Les caves du Vatican, les trésors du Vatican et toutes les histoires qu'on raconte à ce sujet. Je me suis mis à trembler sans plus savoir s'il s'agissait du froid. J'ai réussi à freiner une tempête de curiosité qui m'aurait fait poser deux mille questions plus indélicates les unes que les autres.

— Demain aura lieu cette messe. Vous vous doutez bien qu'une telle cérémonie servira d'« officialisation » — le mot est correct ? — du culte de Sant'Angelo par notre Église. Vous rendez-vous compte de ce que ça suppose ?

Que le miracle est homologué. La vigne devient un authentique lieu saint. Reconnu et honoré par la plus haute autorité.

Je ne voulais pas faire remonter les choses aussi loin. Dario non plus. Je comprends mieux l'acharnement des deux enquêteurs.

— Des milliers de pèlerins vont venir se recueillir aux pieds du saint. Il faudra construire une nouvelle chapelle, organiser des offices, et cætera… Demain sera un grand jour. Qu'est-ce que vous en pensez ?

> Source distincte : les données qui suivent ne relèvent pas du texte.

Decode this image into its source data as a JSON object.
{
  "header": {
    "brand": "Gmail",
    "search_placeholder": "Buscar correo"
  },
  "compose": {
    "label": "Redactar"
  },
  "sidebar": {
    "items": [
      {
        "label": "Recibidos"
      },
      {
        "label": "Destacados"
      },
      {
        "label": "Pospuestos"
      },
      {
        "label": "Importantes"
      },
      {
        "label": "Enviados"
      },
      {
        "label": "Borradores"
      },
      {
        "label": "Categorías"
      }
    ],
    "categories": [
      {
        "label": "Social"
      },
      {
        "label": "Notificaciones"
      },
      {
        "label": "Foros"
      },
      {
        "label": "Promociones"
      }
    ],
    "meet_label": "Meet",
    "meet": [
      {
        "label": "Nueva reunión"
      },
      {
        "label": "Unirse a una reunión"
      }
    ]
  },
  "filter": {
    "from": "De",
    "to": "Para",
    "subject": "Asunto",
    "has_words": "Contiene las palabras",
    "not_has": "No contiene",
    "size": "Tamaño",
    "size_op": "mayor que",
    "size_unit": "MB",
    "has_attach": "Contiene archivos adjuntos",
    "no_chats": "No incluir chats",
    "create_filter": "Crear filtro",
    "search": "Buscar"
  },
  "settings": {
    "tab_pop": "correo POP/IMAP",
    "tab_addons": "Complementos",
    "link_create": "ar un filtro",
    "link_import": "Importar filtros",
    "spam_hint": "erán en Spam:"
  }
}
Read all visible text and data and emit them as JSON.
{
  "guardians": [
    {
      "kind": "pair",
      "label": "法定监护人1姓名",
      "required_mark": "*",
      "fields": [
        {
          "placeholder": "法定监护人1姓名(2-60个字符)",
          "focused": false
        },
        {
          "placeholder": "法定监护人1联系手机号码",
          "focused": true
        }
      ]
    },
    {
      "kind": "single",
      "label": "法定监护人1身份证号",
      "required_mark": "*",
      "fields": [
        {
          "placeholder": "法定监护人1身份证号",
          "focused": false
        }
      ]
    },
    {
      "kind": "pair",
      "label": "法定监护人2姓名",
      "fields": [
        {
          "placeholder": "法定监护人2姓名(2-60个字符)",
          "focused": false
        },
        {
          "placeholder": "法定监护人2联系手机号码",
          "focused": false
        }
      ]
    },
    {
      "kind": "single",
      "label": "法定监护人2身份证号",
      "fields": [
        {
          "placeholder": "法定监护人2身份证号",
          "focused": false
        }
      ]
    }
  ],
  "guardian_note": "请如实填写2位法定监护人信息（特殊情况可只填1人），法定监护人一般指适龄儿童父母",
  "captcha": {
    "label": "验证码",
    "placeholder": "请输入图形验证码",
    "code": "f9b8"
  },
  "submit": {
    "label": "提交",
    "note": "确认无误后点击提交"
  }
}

Le plus grand mal. Je n'avais rien prévu de tout cela. Rien. Ni le raz de marée des commerciaux, ni le débarquement des Américains, ni la convoitise de la ville, ni le doigt de Dieu qui pointe son sacrement. Je voulais juste un petit coup d'éclat, un petit miracle aux alouettes, et basta, je rentrais chez moi avec une prébende. Voilà.

Il a croisé les bras, avec toujours cet étrange sourire aux lèvres. À la réflexion je me demande si c'est vraiment un sourire.

— Mais imaginez un instant qu'au lieu de cette bénédiction on annonce aux fidèles que toute cette entreprise diabolique n'a servi qu'à leur extirper le denier du culte. Que des impies ont violé la mémoire d'un saint pour engraisser les marchands du Temple.

— Qu'est-ce que vous voulez dire… Je ne.

— Que la chapelle a brûlé à l'essence, que la statue a été ignifugée, que la bâtisse a été soigneusement « préparée » pour s'ouvrir ainsi, et que Marcello Di Palma est un formidable acteur. Vous niez ?

À quoi bon. Depuis le début j'ai senti que ces gars-là n'étaient pas du genre à crier hosanna devant un tas de braises mortes. Dario a essayé de jouer au plus fin avec les ministres du Très Haut. Voilà. Et comme un con, j'ai suivi. Comment ai-je pu me croire assez malin pour rivaliser avec eux ?

Hein, Antonio ? T'as l'air de quoi, maintenant. Fallait bien que ça finisse un jour. À côté d'eux, Parini et ses trois petites frappes sont des guignols.

— Qu'est-ce que vous comptez faire ? je demande.

— Crier publiquement le sacrilège. Vous remettre aux autorités, et notre mère l'Église veillera à ce que vous ne sortiez pas de la geôle avant trente ans. Elle en a le pouvoir. Imaginez la déception de nos fidèles et de tous ceux que vous avez trompés. Le peuple de Sora et de toute la région. Et je ne parle que de la justice des hommes. La moins terrible. Vous avez commis le péché suprême.

La voiture est déjà entrée en ville.

– À moins que vous et moi nous trouvions un modus vivendi. La solution la plus heureuse pour nous tous. Le principal est d'épargner à nos fidèles un aussi cruel aveu, je vous l'ai dit, qui peut prétendre voir clair dans les desseins du Seigneur ? Peut-être vous a-t-il délégué, vous, pour rendre hommage à notre bon Sant'Angelo, trop tôt oublié, je vous l'accorde…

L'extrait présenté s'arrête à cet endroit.